Gregory sah ihn mit einem kalten, forschenden Blick an.

 

»Ich bin sehr erstaunt«, sagte er kühl. »Wenn es nötig ist, so habe ich einen Zeugen, daß Foß mein Haus verließ. Aber ich möchte nicht gerne den Namen einer Dame in diese Angelegenheit verstricken. Miss Stella Mendoza war hier und hat mit mir zu Abend gespeist, wie Sie wahrscheinlich wissen, da Sie ja im nächsten Zimmer waren. Er ging vor ihr weg.«

 

»Und er kam wieder zurück«, sagte Mike.

 

»Ich habe ihn nicht wieder gesehen«, schrie der Baron heftig. »Wenn Sie jemanden finden, der ihn nach seinem ersten Besuch noch einmal in dieses Haus kommen sah, können Sie mich verhaften. Denken Sie vielleicht, ich habe ihn getötet?«

 

Mike antwortete nicht.

 

»Oben im Turm war eine Frau. Was ist aus ihr geworden?«

 

Sir Gregory feuchtete seine Lippen an, bevor er sprechen konnte.

 

»Die einzige Frau in dem Turm war eine kranke Dienerin. Sie ist nicht mehr hier.«

 

»Das möchte ich gerne selbst sehen«, sagte Mike.

 

Eine Sekunde lang blickte Gregory nach Bhags Zelle. Dann sagte er:

 

»Gut, folgen Sie mir.«

 

Er ging in den Gang, wandte sich aber nicht zur Halle, sondern in entgegengesetzte Richtung.
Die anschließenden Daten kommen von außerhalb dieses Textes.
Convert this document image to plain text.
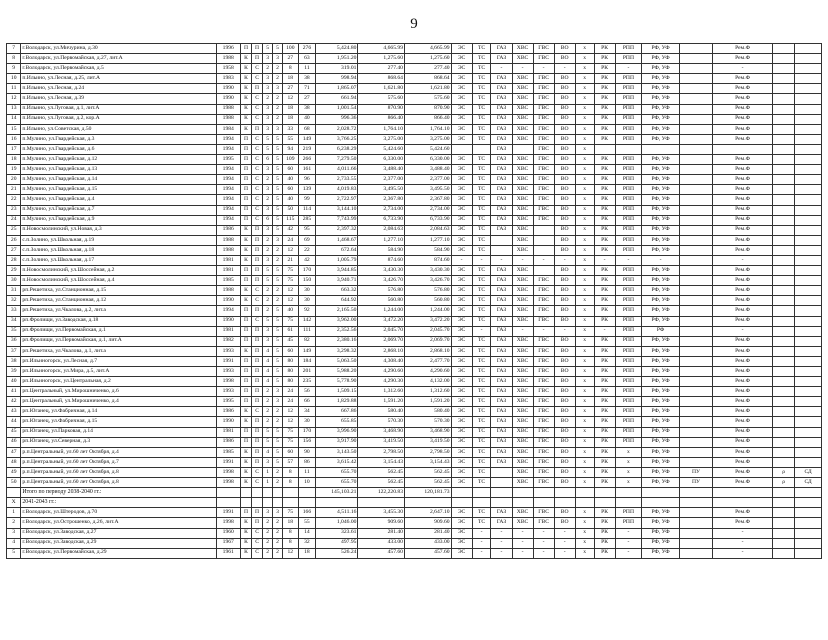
9
7	г.Володарск, ул.Мичурина, д.30	1996	П	П	5	5	100	276	5,424.80	4,665.99	4,665.99	ЭС	ТС	ГАЗ	ХВС	ГВС	ВО	х	РК	РПП	РФ, УФ		Рем.Ф		
8	г.Володарск, ул.Первомайская, д.27, лит.А	1988	К	П	3	3	27	63	1,951.20	1,275.60	1,275.60	ЭС	ТС	ГАЗ	ХВС	ГВС	ВО	х	РК	РПП	РФ, УФ		Рем.Ф		
9	г.Володарск, ул.Первомайская, д.5	1958	К	С	2	2	8	11	319.01	277.40	277.40	ЭС	ТС	-	-	-	-	х	РК	-	РФ, УФ		-		
10	п.Ильино, ул.Лесная, д.25, лит.А	1983	К	С	3	2	18	38	998.94	868.64	868.64	ЭС	ТС	ГАЗ	ХВС	ГВС	ВО	х	РК	РПП	РФ, УФ		Рем.Ф		
11	п.Ильино, ул.Лесная, д.24	1990	К	П	3	3	27	71	1,865.07	1,621.80	1,621.80	ЭС	ТС	ГАЗ	ХВС	ГВС	ВО	х	РК	РПП	РФ, УФ		Рем.Ф		
12	п.Ильино, ул.Лесная, д.39	1990	К	С	2	2	12	27	661.94	575.60	575.60	ЭС	ТС	ГАЗ	ХВС	ГВС	ВО	х	РК	РПП	РФ, УФ		Рем.Ф		
13	п.Ильино, ул.Луговая, д.1, лит.А	1988	К	С	3	2	18	38	1,001.54	870.90	870.90	ЭС	ТС	ГАЗ	ХВС	ГВС	ВО	х	РК	РПП	РФ, УФ		Рем.Ф		
14	п.Ильино, ул.Луговая, д.2, кор.А	1988	К	С	3	2	18	40	996.36	866.40	866.40	ЭС	ТС	ГАЗ	ХВС	ГВС	ВО	х	РК	РПП	РФ, УФ		Рем.Ф		
15	п.Ильино, ул.Советская, д.50	1984	К	П	3	3	33	68	2,028.72	1,764.10	1,764.10	ЭС	ТС	ГАЗ	ХВС	ГВС	ВО	х	РК	РПП	РФ, УФ		Рем.Ф		
16	п.Мулино, ул.Гвардейская, д.3	1994	П	С	5	5	55	149	3,766.25	3,275.00	3,275.00	ЭС	ТС	ГАЗ	ХВС	ГВС	ВО	х	РК	РПП	РФ, УФ		Рем.Ф		
17	п.Мулино, ул.Гвардейская, д.6	1994	П	С	5	5	94	219	6,238.29	5,424.60	5,424.60			ГАЗ		ГВС	ВО	х							
18	п.Мулино, ул.Гвардейская, д.12	1995	П	С	6	5	109	266	7,279.50	6,330.00	6,330.00	ЭС	ТС	ГАЗ	ХВС	ГВС	ВО	х	РК	РПП	РФ, УФ		Рем.Ф		
19	п.Мулино, ул.Гвардейская, д.13	1994	П	С	3	5	60	161	4,011.66	3,488.40	3,488.40	ЭС	ТС	ГАЗ	ХВС	ГВС	ВО	х	РК	РПП	РФ, УФ		Рем.Ф		
20	п.Мулино, ул.Гвардейская, д.14	1994	П	С	2	5	40	96	2,733.55	2,377.00	2,377.00	ЭС	ТС	ГАЗ	ХВС	ГВС	ВО	х	РК	РПП	РФ, УФ		Рем.Ф		
21	п.Мулино, ул.Гвардейская, д.15	1994	П	С	3	5	60	139	4,019.83	3,495.50	3,495.50	ЭС	ТС	ГАЗ	ХВС	ГВС	ВО	х	РК	РПП	РФ, УФ		Рем.Ф		
22	п.Мулино, ул.Гвардейская, д.4	1994	П	С	2	5	40	99	2,722.97	2,367.80	2,367.80	ЭС	ТС	ГАЗ	ХВС	ГВС	ВО	х	РК	РПП	РФ, УФ		Рем.Ф		
23	п.Мулино, ул.Гвардейская, д.7	1994	П	С	3	5	50	114	3,144.10	2,734.00	2,734.00	ЭС	ТС	ГАЗ	ХВС	ГВС	ВО	х	РК	РПП	РФ, УФ		Рем.Ф		
24	п.Мулино, ул.Гвардейская, д.9	1994	П	С	6	5	115	285	7,743.99	6,733.90	6,733.90	ЭС	ТС	ГАЗ	ХВС	ГВС	ВО	х	РК	РПП	РФ, УФ		Рем.Ф		
25	п.Новосмолинский, ул.Новая, д.3	1986	К	П	3	5	42	95	2,397.32	2,084.63	2,084.63	ЭС	ТС	ГАЗ	ХВС		ВО	х	РК	РПП	РФ, УФ		Рем.Ф		
26	с.п.Золино, ул.Школьная, д.19	1988	К	П	2	3	24	69	1,468.67	1,277.10	1,277.10	ЭС	ТС		ХВС		ВО	х	РК	РПП	РФ, УФ		Рем.Ф		
27	с.п.Золино, ул.Школьная, д.18	1988	К	П	2	2	12	22	672.64	584.90	584.90	ЭС	ТС		ХВС		ВО	х	РК	РПП	РФ, УФ		Рем.Ф		
28	с.п.Золино, ул.Школьная, д.17	1981	К	П	3	2	21	42	1,005.79	874.60	874.60	-	-	-	-	-	-	х	-	-	-		-		
29	п.Новосмолинский, ул.Шоссейная, д.2	1981	П	П	5	5	75	170	3,944.85	3,430.30	3,430.30	ЭС	ТС	ГАЗ	ХВС		ВО	х	РК	РПП	РФ, УФ		Рем.Ф		
30	п.Новосмолинский, ул.Шоссейная, д.4	1985	П	П	5	5	75	150	3,940.71	3,426.70	3,426.70	ЭС	ТС	ГАЗ	ХВС	ГВС	ВО	х	РК	РПП	РФ, УФ		Рем.Ф		
31	рп.Решетиха, ул.Станционная, д.15	1988	К	С	2	2	12	30	663.32	576.80	576.80	ЭС	ТС	ГАЗ	ХВС	ГВС	ВО	х	РК	РПП	РФ, УФ		Рем.Ф		
32	рп.Решетиха, ул.Станционная, д.12	1990	К	С	2	2	12	30	644.92	560.80	560.80	ЭС	ТС	ГАЗ	ХВС	ГВС	ВО	х	РК	РПП	РФ, УФ		Рем.Ф		
33	рп.Решетиха, ул.Чкалова, д.2, лит.а	1994	П	П	2	5	40	92	2,165.50	1,244.00	1,244.00	ЭС	ТС	ГАЗ	ХВС	ГВС	ВО	х	РК	РПП	РФ, УФ		Рем.Ф		
34	рп.Фролищи, ул.Заводская, д.18	1990	П	С	5	5	75	142	3,962.00	3,472.20	3,472.20	ЭС	ТС	ГАЗ	ХВС	ГВС	ВО	х	РК	РПП	РФ, УФ		Рем.Ф		
35	рп.Фролищи, ул.Первомайская, д.1	1981	П	П	3	5	61	111	2,352.56	2,045.70	2,045.70	ЭС	-	ГАЗ	-	-	-	х	-	РПП	РФ		-		
36	рп.Фролищи, ул.Первомайская, д.1, лит.А	1982	П	П	3	5	45	82	2,380.16	2,069.70	2,069.70	ЭС	ТС	ГАЗ	ХВС	ГВС	ВО	х	РК	РПП	РФ, УФ		Рем.Ф		
37	рп.Решетиха, ул.Чкалова, д.1, лит.а	1993	К	П	4	5	60	149	3,298.32	2,868.10	2,868.10	ЭС	ТС	ГАЗ	ХВС	ГВС	ВО	х	РК	РПП	РФ, УФ		Рем.Ф		
38	рп.Ильиногорск, ул.Лесная, д.7	1991	П	П	4	5	80	184	5,063.50	4,308.40	2,477.70	ЭС	ТС	ГАЗ	ХВС	ГВС	ВО	х	РК	РПП	РФ, УФ		Рем.Ф		
39	рп.Ильиногорск, ул.Мира, д.5, лит.А	1993	П	П	4	5	80	201	5,988.20	4,290.60	4,290.60	ЭС	ТС	ГАЗ	ХВС	ГВС	ВО	х	РК	РПП	РФ, УФ		Рем.Ф		
40	рп.Ильиногорск, ул.Центральная, д.2	1998	П	П	4	5	80	235	5,778.90	4,290.30	4,132.00	ЭС	ТС	ГАЗ	ХВС	ГВС	ВО	х	РК	РПП	РФ, УФ		Рем.Ф		
41	рп.Центральный, ул.Мирошниченко, д.6	1993	П	П	2	3	24	56	1,509.15	1,312.60	1,312.60	ЭС	ТС	ГАЗ	ХВС	ГВС	ВО	х	РК	РПП	РФ, УФ		Рем.Ф		
42	рп.Центральный, ул.Мирошниченко, д.4	1995	П	П	2	3	24	66	1,829.88	1,591.20	1,591.20	ЭС	ТС	ГАЗ	ХВС	ГВС	ВО	х	РК	РПП	РФ, УФ		Рем.Ф		
43	рп.Юганец, ул.Фабричная, д.14	1986	К	С	2	2	12	34	667.86	580.40	580.40	ЭС	ТС	ГАЗ	ХВС	ГВС	ВО	х	РК	РПП	РФ, УФ		Рем.Ф		
44	рп.Юганец, ул.Фабричная, д.15	1990	К	П	2	2	12	30	655.85	570.30	570.30	ЭС	ТС	ГАЗ	ХВС	ГВС	ВО	х	РК	РПП	РФ, УФ		Рем.Ф		
45	рп.Юганец, ул.Парковая, д.14	1981	П	П	5	5	75	170	3,996.90	3,468.90	3,468.90	ЭС	ТС	ГАЗ	ХВС	ГВС	ВО	х	РК	РПП	РФ, УФ		Рем.Ф		
46	рп.Юганец, ул.Северная, д.3	1986	П	П	5	5	75	156	3,917.90	3,419.50	3,419.50	ЭС	ТС	ГАЗ	ХВС	ГВС	ВО	х	РК	РПП	РФ, УФ		Рем.Ф		
47	р.п.Центральный, ул.60 лет Октября, д.4	1985	К	П	4	5	60	90	3,143.50	2,798.50	2,798.50	ЭС	ТС	ГАЗ	ХВС	ГВС	ВО	х	РК	х	РФ, УФ		Рем.Ф		
48	р.п.Центральный, ул.60 лет Октября, д.7	1991	К	П	3	5	57	86	3,615.42	3,154.43	3,154.43	ЭС	ТС	ГАЗ	ХВС	ГВС	ВО	х	РК	х	РФ, УФ		Рем.Ф		
49	р.п.Центральный, ул.60 лет Октября, д.8	1998	К	С	1	2	8	11	655.70	562.45	562.45	ЭС	ТС		ХВС	ГВС	ВО	х	РК	х	РФ, УФ	ПУ	Рем.Ф	ρ	СД
50	р.п.Центральный, ул.60 лет Октября, д.8	1998	К	С	1	2	8	10	655.70	562.45	562.45	ЭС	ТС		ХВС	ГВС	ВО	х	РК	х	РФ, УФ	ПУ	Рем.Ф	ρ	СД
	Итого по периоду 2038-2040 гг.:								145,103.21	122,220.83	120,181.73														
X	2041-2043 гг.:																								
1	г.Володарск, ул.Штеродов, д.70	1991	П	П	3	3	75	166	4,511.16	3,455.30	2,647.10	ЭС	ТС	ГАЗ	ХВС	ГВС	ВО	х	РК	РПП	РФ, УФ		Рем.Ф		
2	г.Володарск, ул.Острошенко, д.26, лит.А	1998	К	П	2	2	18	55	1,046.00	909.60	909.60	ЭС	ТС	ГАЗ	ХВС	ГВС	ВО	х	РК	РПП	РФ, УФ		Рем.Ф		
3	г.Володарск, ул.Заводская, д.27	1960	К	С	2	2	8	14	323.61	281.40	281.40	ЭС	-	-	-	-	-	х	РК	-	РФ, УФ		-		
4	г.Володарск, ул.Заводская, д.29	1967	К	С	2	2	8	32	497.95	433.00	433.00	ЭС	-	-	-	-	-	х	РК	-	РФ, УФ		-		
5	г.Володарск, ул.Первомайская, д.29	1961	К	С	2	2	12	18	526.24	457.60	457.60	ЭС	-	-	-	-	-	х	РК	-	РФ, УФ		-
Zehn Schritte weiter unten hielt er an und öffnete eine Tür, die so unauffällig in der Vertäfelung angebracht war und so im Schatten zwischen den beiden Lichtern lag, die den Korridor erhellten, daß es schwer war, ihr Vorhandensein zu entdecken. Er drehte ein Licht an, und Mike sah eine lange Flucht von Stufen, die rückwärts zur Halle führten.

 

Als er dem Baron folgte, erkannte er, daß der »Turm« nur eine Illusion war. Es war nur von der Vorderseite des Hauses aus ein Turm. Sonst war es ein Anbau von zwei engen Stockwerken an den einen Flügel.

 

Sie gingen durch eine Tür, dann eine Wendeltreppe hoch und kamen zu dem Gang, auf dem Mike in der letzten Nacht den lauernden Bhag gesehen hatte.

 

»Hier ist das Zimmer«, sagte Penne und öffnete eine Tür.